Giornata internazionale della donna: a Villa Monastero ingresso gratuito e visita guidata “Le signore del Lago”
04/03/2026
Un luogo affacciato sul lago, dove storia, natura e memoria femminile si intrecciano da secoli. In occasione della Giornata internazionale della donna, domenica 8 marzo, la Provincia di Lecco propone a Villa Monastero, a Varenna, un programma speciale che unisce ingresso gratuito e un percorso guidato tematico.

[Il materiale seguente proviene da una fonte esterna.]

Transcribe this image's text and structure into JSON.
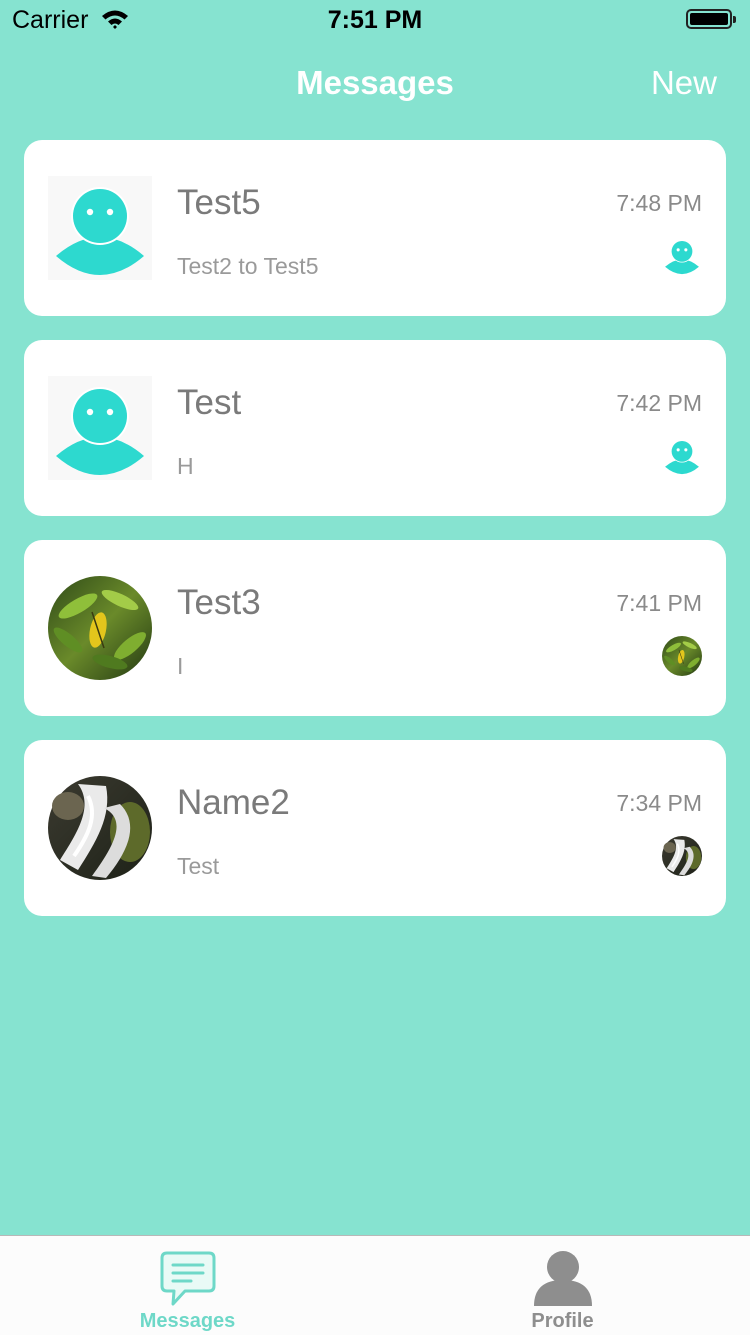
{
  "status": {
    "carrier": "Carrier",
    "time": "7:51 PM"
  },
  "nav": {
    "title": "Messages",
    "new_label": "New"
  },
  "conversations": [
    {
      "name": "Test5",
      "preview": "Test2 to Test5",
      "time": "7:48 PM",
      "avatar": "default-avatar-icon"
    },
    {
      "name": "Test",
      "preview": "H",
      "time": "7:42 PM",
      "avatar": "default-avatar-icon"
    },
    {
      "name": "Test3",
      "preview": "I",
      "time": "7:41 PM",
      "avatar": "leaf-photo"
    },
    {
      "name": "Name2",
      "preview": "Test",
      "time": "7:34 PM",
      "avatar": "waterfall-photo"
    }
  ],
  "tabs": [
    {
      "label": "Messages",
      "icon": "chat-bubble-icon",
      "active": true
    },
    {
      "label": "Profile",
      "icon": "person-icon",
      "active": false
    }
  ],
  "colors": {
    "background": "#86e3d0",
    "accent": "#2dd9cf",
    "tab_active": "#6ed8c8",
    "tab_inactive": "#8e8e8e"
  }
}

Per tutta la giornata, le donne potranno accedere gratuitamente alla Casa Museo e al Giardino botanico. Un invito a scoprire o riscoprire uno dei complessi più suggestivi del territorio, mentre il giardino si prepara alla primavera con allestimenti e angoli dedicati alla ricorrenza, pensati anche per offrire scorci ideali per fotografie sullo sfondo del lago.
“Le signore del Lago”: un percorso tra storia e identità
Alle h.15.30 è in programma il percorso guidato “Le signore del Lago”, un itinerario che attraversa le vicende di Villa Monastero attraverso lo sguardo e le storie delle donne che ne hanno segnato il destino. La visita è a pagamento (7 euro), su prenotazione e con posti limitati a un massimo di 20 partecipanti.

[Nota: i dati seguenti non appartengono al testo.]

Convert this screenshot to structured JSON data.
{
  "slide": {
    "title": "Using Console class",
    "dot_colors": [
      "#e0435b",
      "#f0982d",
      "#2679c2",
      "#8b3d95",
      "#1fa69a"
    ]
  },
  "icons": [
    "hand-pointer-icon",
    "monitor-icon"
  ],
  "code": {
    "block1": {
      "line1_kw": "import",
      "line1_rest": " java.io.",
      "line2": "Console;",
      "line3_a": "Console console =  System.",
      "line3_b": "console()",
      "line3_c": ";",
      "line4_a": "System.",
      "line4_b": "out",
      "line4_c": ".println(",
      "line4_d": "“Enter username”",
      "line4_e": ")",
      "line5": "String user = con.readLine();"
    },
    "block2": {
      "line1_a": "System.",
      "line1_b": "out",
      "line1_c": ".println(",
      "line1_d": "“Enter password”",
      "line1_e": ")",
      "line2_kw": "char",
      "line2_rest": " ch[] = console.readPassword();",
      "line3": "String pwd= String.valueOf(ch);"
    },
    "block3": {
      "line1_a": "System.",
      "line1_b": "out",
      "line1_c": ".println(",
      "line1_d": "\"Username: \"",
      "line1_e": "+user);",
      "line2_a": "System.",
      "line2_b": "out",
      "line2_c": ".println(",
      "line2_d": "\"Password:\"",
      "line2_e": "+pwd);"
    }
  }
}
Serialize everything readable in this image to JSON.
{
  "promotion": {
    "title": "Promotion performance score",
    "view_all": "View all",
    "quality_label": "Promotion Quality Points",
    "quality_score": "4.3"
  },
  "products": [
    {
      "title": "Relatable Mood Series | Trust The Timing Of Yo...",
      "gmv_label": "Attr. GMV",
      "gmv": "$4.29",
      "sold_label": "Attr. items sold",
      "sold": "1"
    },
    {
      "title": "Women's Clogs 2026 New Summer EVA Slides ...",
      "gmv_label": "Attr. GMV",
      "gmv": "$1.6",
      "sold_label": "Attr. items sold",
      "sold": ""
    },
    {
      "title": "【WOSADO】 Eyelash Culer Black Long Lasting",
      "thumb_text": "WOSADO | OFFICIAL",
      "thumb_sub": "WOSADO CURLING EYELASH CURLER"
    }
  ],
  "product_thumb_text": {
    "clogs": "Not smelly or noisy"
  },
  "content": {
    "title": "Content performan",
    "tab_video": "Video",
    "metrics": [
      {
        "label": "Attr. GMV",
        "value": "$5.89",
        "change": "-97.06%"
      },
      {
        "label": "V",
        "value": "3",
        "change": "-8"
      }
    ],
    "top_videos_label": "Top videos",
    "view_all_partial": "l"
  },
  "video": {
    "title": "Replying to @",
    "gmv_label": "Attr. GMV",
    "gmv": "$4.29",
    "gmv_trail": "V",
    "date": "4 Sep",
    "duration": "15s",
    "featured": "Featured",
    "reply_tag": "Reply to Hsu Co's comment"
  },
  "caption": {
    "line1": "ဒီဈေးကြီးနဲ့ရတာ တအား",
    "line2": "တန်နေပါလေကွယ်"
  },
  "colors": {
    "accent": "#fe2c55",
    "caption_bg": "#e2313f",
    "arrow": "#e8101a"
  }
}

Il racconto prende avvio nel XII secolo, tra le monache cistercensi che abitarono il complesso, custodi di una dimensione spirituale che ancora oggi sembra affiorare nei chiostri. Si prosegue nell’Ottocento con Carolina Maumari, nipote di Enrichetta Blondel, figura colta e impegnata che trasformò la villa in un salotto culturale e sostenne iniziative di carattere filantropico, lasciando un segno concreto nella comunità di Varenna.
La narrazione tocca poi Charlotte Kees, che dopo la Prima guerra mondiale rivendicò con determinazione la propria identità e i propri diritti, fino ad arrivare a Rosa Curioni De Marchi, la cui decisione di donare la villa allo Stato nel 1939 ne ha garantito la tutela e l’apertura al pubblico.
Un luogo da vivere con uno sguardo nuovo
“Dopo il successo delle iniziative di San Valentino – commenta la Presidente della Provincia di Lecco Alessandra Hofmann – abbiamo pensato di offrire alle donne l’opportunità di trascorrere questa giornata in un luogo davvero speciale, dove molte figure femminili sono state protagoniste nel corso della storia”.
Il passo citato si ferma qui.